Axe 2 – Milieux de vie et dynamique d’inclusion sociale

Le deuxième axe s’intéresse aux trajectoires résidentielles (incluant différentes formes d’hébergement) et aux enjeux de mobilité et d’insertion dans des milieux de vie en transformation et offrant des niveaux différenciés de ressources. Les travaux de l’axe 2 explorent des milieux de vie qui se déclinent à des échelles très diverses, allant d’un centre d’hébergement avec soins au territoire d’une province ou d’un pays, en passant par le quartier. Ils sont regroupés autour de trois grandes thématiques : les quartiers de résidence comme milieux d’inclusion/exclusion sociale; les capacités différenciées des milieux locaux d’assurer le bien-être de leur population vieillissante et enfin, le rôle du lieu dans la définition des modalités du care.

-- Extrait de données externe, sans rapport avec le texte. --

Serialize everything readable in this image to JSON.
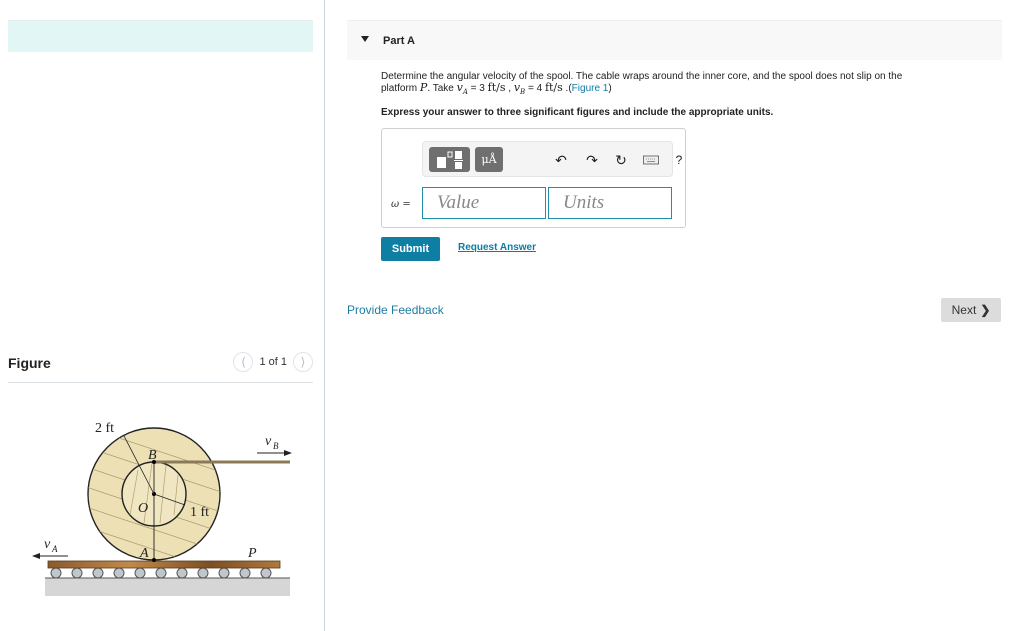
{
  "left_panel": {
    "figure": {
      "title": "Figure",
      "page_indicator": "1 of 1",
      "prev_icon": "chevron-left-icon",
      "next_icon": "chevron-right-icon",
      "labels": {
        "outer_radius": "2 ft",
        "inner_radius": "1 ft",
        "point_b": "B",
        "point_o": "O",
        "point_a": "A",
        "platform": "P",
        "velocity_a": "v",
        "velocity_a_sub": "A",
        "velocity_b": "v",
        "velocity_b_sub": "B"
      }
    }
  },
  "part": {
    "title": "Part A",
    "question_line1": "Determine the angular velocity of the spool. The cable wraps around the inner core, and the spool does not slip on the",
    "question_line2_prefix": "platform ",
    "platform_var": "P",
    "take_text": ". Take ",
    "va_var": "v",
    "va_sub": "A",
    "va_eq": " = 3 ",
    "va_unit": "ft/s",
    "sep": " , ",
    "vb_var": "v",
    "vb_sub": "B",
    "vb_eq": " = 4 ",
    "vb_unit": "ft/s",
    "figure_link_prefix": " .(",
    "figure_link": "Figure 1",
    "figure_link_suffix": ")",
    "instruction": "Express your answer to three significant figures and include the appropriate units."
  },
  "answer": {
    "variable_label": "ω =",
    "value_placeholder": "Value",
    "units_placeholder": "Units",
    "toolbar": {
      "templates_icon": "templates-icon",
      "units_label": "μÅ",
      "undo_icon": "undo-icon",
      "redo_icon": "redo-icon",
      "reset_icon": "reset-icon",
      "keyboard_icon": "keyboard-icon",
      "help_label": "?"
    }
  },
  "actions": {
    "submit_label": "Submit",
    "request_answer_label": "Request Answer",
    "provide_feedback_label": "Provide Feedback",
    "next_label": "Next"
  },
  "colors": {
    "accent": "#0f7ea3",
    "link": "#0b7ca6",
    "top_band": "#e3f6f6"
  }
}
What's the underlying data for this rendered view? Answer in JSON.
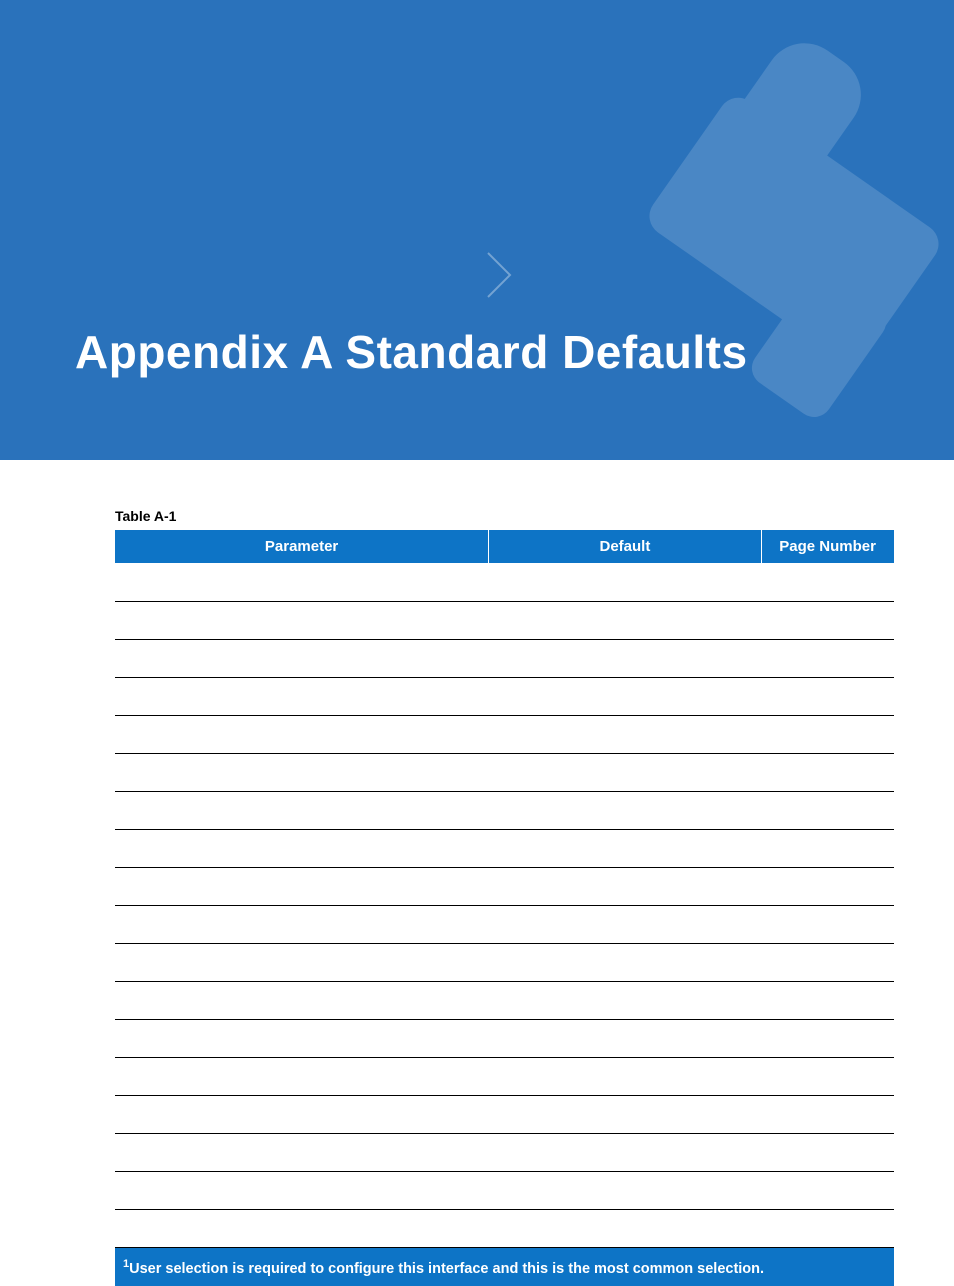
{
  "header": {
    "title": "Appendix A  Standard Defaults"
  },
  "table": {
    "caption": "Table A-1",
    "columns": {
      "parameter": "Parameter",
      "default": "Default",
      "page": "Page Number"
    },
    "rows": [
      {
        "type": "section"
      },
      {
        "type": "data",
        "parameter": "",
        "default": "",
        "page": ""
      },
      {
        "type": "data",
        "parameter": "",
        "default": "",
        "page": ""
      },
      {
        "type": "data",
        "parameter": "",
        "default": "",
        "page": ""
      },
      {
        "type": "data",
        "parameter": "",
        "default": "",
        "page": ""
      },
      {
        "type": "data",
        "parameter": "",
        "default": "",
        "page": ""
      },
      {
        "type": "data",
        "parameter": "",
        "default": "",
        "page": ""
      },
      {
        "type": "data",
        "parameter": "",
        "default": "",
        "page": ""
      },
      {
        "type": "data",
        "parameter": "",
        "default": "",
        "page": ""
      },
      {
        "type": "data",
        "parameter": "",
        "default": "",
        "page": ""
      },
      {
        "type": "data",
        "parameter": "",
        "default": "",
        "page": ""
      },
      {
        "type": "data",
        "parameter": "",
        "default": "",
        "page": ""
      },
      {
        "type": "data",
        "parameter": "",
        "default": "",
        "page": ""
      },
      {
        "type": "data",
        "parameter": "",
        "default": "",
        "page": ""
      },
      {
        "type": "section"
      },
      {
        "type": "data",
        "parameter": "",
        "default": "",
        "page": ""
      },
      {
        "type": "data",
        "parameter": "",
        "default": "",
        "page": ""
      },
      {
        "type": "data",
        "parameter": "",
        "default": "",
        "page": ""
      }
    ],
    "footnote_marker": "1",
    "footnote": "User selection is required to configure this interface and this is the most common selection."
  }
}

Axe 3 – Enjeux spatio-temporels dans une perspective de politiques publiques

Enfin, le troisième axe porte sur le rôle des politiques publiques, dans une perspective comparée dans le temps et à travers les territoires, en lien avec leur accessibilité et leur générosité à l’égard des personnes âgées. Cet axe s’intéresse principalement à la façon dont les politiques publiques altèrent l’expérience du temps et de l’espace pour les PA. Plusieurs politiques encadrent « les temps » des PA comme les politiques de retraite qui encouragent un retrait hâtif ou tardif du marché du travail selon les conditions économiques ou encore les politiques d’hébergement qui imposent des activités quotidiennes planifiées dans un cadre horaire rigide pour les résidents des soins de longue durée.